Note that the posterior mean is equal to \(\bar y = 39.8\) equal to the sample mean and variance is \(0.0004\) which is equal to 4/10000, the . Thus, our posterior is standardized likelihood \[ N(\bar y, \sigma^2/n) \] Naturally, the closeness of the posterior to the standardized likelihood results from the large sample size, and whatever my prior had been, unless it were very very extreme, I would have got very much the same result.

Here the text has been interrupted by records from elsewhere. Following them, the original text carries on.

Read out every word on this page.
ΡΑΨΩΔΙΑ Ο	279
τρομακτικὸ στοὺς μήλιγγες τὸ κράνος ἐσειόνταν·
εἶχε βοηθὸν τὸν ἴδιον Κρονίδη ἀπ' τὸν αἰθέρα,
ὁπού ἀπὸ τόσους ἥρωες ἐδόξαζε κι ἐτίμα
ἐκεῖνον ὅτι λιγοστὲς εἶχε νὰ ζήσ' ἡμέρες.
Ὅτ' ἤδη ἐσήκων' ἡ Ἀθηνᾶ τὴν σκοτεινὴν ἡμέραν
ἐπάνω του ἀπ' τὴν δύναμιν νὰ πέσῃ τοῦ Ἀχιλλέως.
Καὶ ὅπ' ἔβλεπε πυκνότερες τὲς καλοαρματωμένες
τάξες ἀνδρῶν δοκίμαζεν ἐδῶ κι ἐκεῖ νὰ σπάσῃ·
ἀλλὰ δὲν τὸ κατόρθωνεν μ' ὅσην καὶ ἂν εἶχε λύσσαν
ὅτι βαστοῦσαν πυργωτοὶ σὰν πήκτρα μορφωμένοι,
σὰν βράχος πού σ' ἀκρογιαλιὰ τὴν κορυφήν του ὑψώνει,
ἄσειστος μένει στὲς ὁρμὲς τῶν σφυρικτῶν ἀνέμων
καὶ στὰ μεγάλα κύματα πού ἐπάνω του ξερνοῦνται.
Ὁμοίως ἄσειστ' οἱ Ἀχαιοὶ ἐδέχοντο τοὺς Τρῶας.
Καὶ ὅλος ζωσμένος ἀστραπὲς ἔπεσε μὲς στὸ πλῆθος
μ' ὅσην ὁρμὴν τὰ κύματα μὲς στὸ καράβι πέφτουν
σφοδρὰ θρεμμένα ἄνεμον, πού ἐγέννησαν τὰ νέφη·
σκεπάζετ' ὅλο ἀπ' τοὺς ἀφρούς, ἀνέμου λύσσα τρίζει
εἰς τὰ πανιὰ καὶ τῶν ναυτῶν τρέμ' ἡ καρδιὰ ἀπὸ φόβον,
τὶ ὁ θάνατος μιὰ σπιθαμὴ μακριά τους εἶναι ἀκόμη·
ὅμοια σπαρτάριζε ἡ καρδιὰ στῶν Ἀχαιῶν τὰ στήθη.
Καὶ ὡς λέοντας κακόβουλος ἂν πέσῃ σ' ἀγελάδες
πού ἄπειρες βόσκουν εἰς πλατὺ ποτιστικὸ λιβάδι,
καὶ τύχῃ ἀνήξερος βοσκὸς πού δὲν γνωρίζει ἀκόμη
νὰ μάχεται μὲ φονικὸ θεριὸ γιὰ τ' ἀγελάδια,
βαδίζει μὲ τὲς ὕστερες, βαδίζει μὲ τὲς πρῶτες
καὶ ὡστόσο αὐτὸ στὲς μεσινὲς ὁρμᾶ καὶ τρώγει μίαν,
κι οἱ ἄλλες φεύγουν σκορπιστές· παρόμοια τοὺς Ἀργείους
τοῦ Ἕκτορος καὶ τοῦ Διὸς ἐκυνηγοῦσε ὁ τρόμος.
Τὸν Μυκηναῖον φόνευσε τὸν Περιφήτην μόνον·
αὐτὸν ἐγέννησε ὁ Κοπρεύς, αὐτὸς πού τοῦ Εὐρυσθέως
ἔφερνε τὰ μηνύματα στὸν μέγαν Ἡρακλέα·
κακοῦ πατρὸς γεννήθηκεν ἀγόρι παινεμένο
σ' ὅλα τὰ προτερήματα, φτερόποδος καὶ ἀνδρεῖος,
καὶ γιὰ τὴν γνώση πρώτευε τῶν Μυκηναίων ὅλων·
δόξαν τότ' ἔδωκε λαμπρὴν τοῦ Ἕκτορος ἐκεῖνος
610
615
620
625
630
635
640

More formally, the posterior will be close to the standardized likelihood if the ratio of posterior and prior variances \(\sigma_*^2/\sigma_0^2\) is small or in other words when when \(\sigma_0^2\) is large compared to \(\sigma^2/n\).

  1. The predictive distribution for the next observation \(x_{n+1}\) can be derived by writing \[ x_{n+1} = (x_{n+1} - \mu) + \mu \] Now \(x_{n+1}-\mu \sim N(0,\sigma^2)\) and \(\mu \sim N(\mu^*,\sigma^{*2})\). Thus, the predictive distribution is \[ x_{n+1} \sim N(\mu^*,\sigma^{*2} + \sigma^2) \]
mu = mus
sigma = sqrt(sigmas2 + sigma^2)
print(mu)
[1] 40
print(sigma)
[1] 2

Exercise 124 (Normal-Normal Hypothesis Test) Assume Normal-Normal model with known variance, \(X\mid \theta \sim N(\theta,\sigma^2)\), \(\theta \sim N(\mu ,\tau^2)\), and \(\theta\mid X \sim N(\mu^*,\rho^2)\). Given \(L_0 = L(d_1\mid H_0)\) and \(L_1 = L(d_0\mid H_1)\) losses, show that for testing \(H_0 : \theta \le \theta_0\) the “rejection region” is \(\mu^* > \theta_0 + z\rho\), where \(z = \Phi^{-1}\left(L_1/(L_0+L_1)\right)\). Remember, that in the classical \(\alpha\)-level test, the rejection region is \(X > \theta_0 + z_{1−\alpha}\sigma\)

Exercise 125 (Normal-Normal Hypothesis Test) Assume \(X\mid \theta \sim N(\theta,\sigma^2)\) and \(\theta \sim p(\theta)=1\). Consider testing \(H_0 : \theta \le \theta_0\) v.s. \(H_1 : \theta > \theta_0\). Show that \(p_0 = P(\theta \le \theta_0 \mid X)\) is equal to classical p-value.